I had to laugh this weekend. Mark is a real sweetie and takes the brunt of childcare over the weekend. So I shouldn't laugh, but the event went something like this:

Scene: The living room, near the entrance to the kitchen.

Arthur (for no fathomable reason): "Waaaah. WaaA WaaA WaaA!"
Muriel (because she's just come in and now she wants to go out): "Meow. Meoow. Meoow."
Mark (Holding Arthur): "Augh! I'm surrounded by whining creatures!"
John (reaching for the Calgon): "Welcome to my world."

You know, I've never really seen satori on someone else's face before.

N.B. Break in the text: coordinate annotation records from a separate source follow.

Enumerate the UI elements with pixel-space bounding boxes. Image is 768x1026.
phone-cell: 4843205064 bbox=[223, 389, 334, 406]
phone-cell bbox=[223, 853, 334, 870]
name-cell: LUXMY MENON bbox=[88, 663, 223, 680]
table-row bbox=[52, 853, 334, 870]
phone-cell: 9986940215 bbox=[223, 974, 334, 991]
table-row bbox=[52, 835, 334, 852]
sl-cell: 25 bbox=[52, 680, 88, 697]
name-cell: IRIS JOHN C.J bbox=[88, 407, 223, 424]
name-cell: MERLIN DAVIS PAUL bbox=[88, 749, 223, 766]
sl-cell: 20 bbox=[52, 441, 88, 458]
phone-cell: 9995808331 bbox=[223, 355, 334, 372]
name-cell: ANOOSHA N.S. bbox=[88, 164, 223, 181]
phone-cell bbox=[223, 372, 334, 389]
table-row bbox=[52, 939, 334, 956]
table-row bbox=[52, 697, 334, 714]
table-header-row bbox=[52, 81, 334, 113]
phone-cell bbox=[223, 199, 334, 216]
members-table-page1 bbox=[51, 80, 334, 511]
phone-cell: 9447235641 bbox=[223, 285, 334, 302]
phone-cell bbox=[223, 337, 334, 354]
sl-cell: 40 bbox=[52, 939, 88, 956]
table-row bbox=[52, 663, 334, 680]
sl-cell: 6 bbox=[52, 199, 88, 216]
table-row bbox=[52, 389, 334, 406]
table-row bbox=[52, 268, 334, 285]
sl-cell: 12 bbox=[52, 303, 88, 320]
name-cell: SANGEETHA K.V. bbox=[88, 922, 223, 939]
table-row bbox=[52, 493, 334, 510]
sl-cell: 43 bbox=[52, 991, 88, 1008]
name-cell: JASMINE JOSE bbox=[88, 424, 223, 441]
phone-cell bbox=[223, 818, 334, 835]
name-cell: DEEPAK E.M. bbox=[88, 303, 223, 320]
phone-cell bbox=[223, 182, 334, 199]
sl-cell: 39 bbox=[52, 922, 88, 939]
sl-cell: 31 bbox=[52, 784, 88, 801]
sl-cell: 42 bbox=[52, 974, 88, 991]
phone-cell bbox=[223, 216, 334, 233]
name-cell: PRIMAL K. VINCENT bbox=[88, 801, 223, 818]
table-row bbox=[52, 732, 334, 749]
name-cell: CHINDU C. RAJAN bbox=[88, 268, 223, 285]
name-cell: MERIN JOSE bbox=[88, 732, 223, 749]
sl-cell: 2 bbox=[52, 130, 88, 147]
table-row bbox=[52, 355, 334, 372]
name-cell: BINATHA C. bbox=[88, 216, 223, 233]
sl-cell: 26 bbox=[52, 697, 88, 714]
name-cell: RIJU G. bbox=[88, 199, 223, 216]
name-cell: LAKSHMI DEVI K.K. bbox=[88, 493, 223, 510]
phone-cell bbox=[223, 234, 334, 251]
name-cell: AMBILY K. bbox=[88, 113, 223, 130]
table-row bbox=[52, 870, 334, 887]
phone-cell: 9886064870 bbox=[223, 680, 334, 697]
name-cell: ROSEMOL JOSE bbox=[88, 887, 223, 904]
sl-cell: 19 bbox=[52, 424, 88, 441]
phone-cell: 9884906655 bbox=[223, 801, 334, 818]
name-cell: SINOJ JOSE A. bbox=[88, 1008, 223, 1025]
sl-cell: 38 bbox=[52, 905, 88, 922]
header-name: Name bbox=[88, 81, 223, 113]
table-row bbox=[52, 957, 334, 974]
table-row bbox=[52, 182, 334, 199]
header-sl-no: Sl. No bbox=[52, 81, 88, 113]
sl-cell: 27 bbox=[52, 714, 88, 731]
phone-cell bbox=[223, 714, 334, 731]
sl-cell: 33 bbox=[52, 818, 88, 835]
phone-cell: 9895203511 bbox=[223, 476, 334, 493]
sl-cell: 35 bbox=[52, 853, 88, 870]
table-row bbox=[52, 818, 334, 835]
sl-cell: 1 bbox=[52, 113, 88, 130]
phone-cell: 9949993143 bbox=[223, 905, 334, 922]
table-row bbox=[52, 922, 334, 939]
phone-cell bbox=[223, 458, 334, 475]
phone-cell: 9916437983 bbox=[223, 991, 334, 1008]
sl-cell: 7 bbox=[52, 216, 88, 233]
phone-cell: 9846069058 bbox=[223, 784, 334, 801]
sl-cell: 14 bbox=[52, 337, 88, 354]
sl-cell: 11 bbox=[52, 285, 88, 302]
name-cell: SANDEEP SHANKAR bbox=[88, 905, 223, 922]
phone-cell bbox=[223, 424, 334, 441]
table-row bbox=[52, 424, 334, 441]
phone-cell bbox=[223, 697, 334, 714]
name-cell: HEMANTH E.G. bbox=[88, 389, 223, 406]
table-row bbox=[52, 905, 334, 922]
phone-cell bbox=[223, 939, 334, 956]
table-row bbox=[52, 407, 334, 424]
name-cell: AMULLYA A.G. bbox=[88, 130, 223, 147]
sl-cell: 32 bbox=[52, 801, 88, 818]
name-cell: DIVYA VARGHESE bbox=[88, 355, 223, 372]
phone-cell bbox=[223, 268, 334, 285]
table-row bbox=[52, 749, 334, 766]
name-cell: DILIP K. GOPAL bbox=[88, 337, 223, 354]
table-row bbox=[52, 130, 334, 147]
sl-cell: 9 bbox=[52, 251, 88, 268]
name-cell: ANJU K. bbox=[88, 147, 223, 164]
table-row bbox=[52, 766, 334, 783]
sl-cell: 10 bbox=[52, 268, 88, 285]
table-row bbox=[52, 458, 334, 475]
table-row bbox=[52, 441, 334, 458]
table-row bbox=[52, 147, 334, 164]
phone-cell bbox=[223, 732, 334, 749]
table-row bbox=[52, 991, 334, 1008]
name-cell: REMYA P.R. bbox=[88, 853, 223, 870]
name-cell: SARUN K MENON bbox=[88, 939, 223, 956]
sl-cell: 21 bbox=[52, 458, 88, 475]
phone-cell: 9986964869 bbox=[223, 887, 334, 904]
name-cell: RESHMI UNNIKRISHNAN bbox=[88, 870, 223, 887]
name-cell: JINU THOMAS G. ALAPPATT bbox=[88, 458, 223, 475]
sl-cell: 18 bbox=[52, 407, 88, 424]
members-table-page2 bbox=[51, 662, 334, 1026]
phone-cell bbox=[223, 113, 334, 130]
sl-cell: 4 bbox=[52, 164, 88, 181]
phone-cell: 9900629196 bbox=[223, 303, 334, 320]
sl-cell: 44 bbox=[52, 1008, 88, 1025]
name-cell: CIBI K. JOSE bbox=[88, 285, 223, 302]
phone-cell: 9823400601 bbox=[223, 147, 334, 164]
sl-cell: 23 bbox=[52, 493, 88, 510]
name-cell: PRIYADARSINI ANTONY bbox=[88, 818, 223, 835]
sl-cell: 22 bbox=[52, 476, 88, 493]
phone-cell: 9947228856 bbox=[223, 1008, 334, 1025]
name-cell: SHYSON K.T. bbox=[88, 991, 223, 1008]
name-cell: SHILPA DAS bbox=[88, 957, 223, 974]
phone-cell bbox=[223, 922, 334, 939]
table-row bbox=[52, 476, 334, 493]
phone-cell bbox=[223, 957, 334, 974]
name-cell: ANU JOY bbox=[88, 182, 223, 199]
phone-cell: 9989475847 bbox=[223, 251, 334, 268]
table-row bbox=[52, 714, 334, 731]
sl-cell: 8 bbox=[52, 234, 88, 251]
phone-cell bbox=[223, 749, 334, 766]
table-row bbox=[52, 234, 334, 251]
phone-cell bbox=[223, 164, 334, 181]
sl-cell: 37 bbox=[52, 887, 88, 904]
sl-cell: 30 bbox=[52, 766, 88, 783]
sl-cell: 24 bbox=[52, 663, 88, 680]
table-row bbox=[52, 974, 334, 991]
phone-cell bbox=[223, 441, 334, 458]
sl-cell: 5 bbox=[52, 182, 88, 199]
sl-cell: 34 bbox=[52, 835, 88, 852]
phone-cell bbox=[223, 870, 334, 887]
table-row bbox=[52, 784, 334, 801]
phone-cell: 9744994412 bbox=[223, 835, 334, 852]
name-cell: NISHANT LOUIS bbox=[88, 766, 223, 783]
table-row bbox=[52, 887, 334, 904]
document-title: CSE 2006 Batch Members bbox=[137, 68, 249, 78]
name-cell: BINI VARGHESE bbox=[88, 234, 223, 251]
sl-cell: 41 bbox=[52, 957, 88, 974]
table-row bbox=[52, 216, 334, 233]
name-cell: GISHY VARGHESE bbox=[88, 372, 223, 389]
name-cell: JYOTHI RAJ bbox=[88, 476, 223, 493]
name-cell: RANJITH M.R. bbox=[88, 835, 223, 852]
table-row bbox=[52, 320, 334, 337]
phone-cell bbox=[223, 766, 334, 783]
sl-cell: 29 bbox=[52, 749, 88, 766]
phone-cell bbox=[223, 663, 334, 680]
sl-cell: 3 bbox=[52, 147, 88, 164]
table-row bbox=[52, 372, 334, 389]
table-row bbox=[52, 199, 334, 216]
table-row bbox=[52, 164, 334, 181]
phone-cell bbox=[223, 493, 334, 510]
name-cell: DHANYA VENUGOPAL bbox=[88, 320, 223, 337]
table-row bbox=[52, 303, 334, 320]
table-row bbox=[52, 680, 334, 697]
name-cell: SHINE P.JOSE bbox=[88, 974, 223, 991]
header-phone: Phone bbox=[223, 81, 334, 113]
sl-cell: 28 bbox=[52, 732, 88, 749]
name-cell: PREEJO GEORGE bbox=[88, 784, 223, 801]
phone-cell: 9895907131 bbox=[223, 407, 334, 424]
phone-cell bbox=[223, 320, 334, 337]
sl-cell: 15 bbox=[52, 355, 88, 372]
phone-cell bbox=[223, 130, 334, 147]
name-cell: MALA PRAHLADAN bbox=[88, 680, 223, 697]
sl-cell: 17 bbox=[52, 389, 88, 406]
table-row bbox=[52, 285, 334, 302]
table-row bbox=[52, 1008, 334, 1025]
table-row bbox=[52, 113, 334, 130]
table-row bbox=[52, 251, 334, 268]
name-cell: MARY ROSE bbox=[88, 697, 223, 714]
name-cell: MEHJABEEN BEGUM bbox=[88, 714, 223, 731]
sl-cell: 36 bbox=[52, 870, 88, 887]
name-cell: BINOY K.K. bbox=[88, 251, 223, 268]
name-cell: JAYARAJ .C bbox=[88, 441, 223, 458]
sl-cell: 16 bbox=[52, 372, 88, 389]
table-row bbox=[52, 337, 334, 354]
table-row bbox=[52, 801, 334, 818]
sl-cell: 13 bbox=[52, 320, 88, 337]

Arthur & Mark in he Woods.Last Sunday was Arthur's first real hike. OK, maybe it was his second hike, but we don't think he trip to Yosemite Valley counts as he was only about four weeks old at the time and we only hiked between parking lots and sights.

We went on a very nice trail with lots of trees and leaves for Arthur to look at. Arthur is in for some big time betrayal when winter rolls around and all the leaves are gone. In fact, just yesterday he scowled at the barren tree branches on our Library walk.

People give you the strangest looks when you're pushing a baby cart. Their behavior changes. Either they look at you as if to say, "Dude, why don't you get a real job," or else they generate a demeanor one usually finds in a church and they utter something completely smarmy, like, "that's a precious cargo you've got there." It's not just Eugene, either; Roseburg bench bums stopped swearing when we walked by them. And it seems like I'm making more new best friends every time I go to check out a new book or DVD.

Today, for example, there I was, walking down 10th street toward the Eugene Library, when this guy started talking to me. He had white hair pulled back into a ponytail. He saw the pram, saw Arthur "So, is this your grandkid?" he asked. Something in my stance must have tipped him off that he'd asked the gay male equivalent of asking a weight-concious woman "So, when are you expecting?" Mark figures I must have given him The Scowl. He quickly amended "-- or your kid?"

For those of you who need help with the math, in order for Arthur to be my grandkid, at the minimum I'd have to be 32 years old (flattering on some levels, but wildly wrong on others given my status as a science geek in high school). At the other end of the scale, a more reasonabe assumption would be to do some sort of 25 - 25 or even 28 - 28 combination of ages. This makes me either 50 or 56 years old. Even in an age where "30 is the new 20, and 20 is the new 10", that still means that "50 is the new 40." Since I'm celebrating the 16th anniversary of my 25th birthday this December, I'm really not getting much out of this after all the assumptions and "new math."

Are you expecting an art class?
Do I look like someone who's 50 or even 56? Or maybe I looked like my new best friend, who confessed the music his son listened to in the seventies was The Greatful Dead.

I'm not sure, but I think I've never been so insulted in all my life.

I'd ask Mark if I look like someone's 56 year old grandfather, except I'm pretty sure that he'll say something along the lines of, "Honey, that guy was blind; you look like a lesbian art teacher."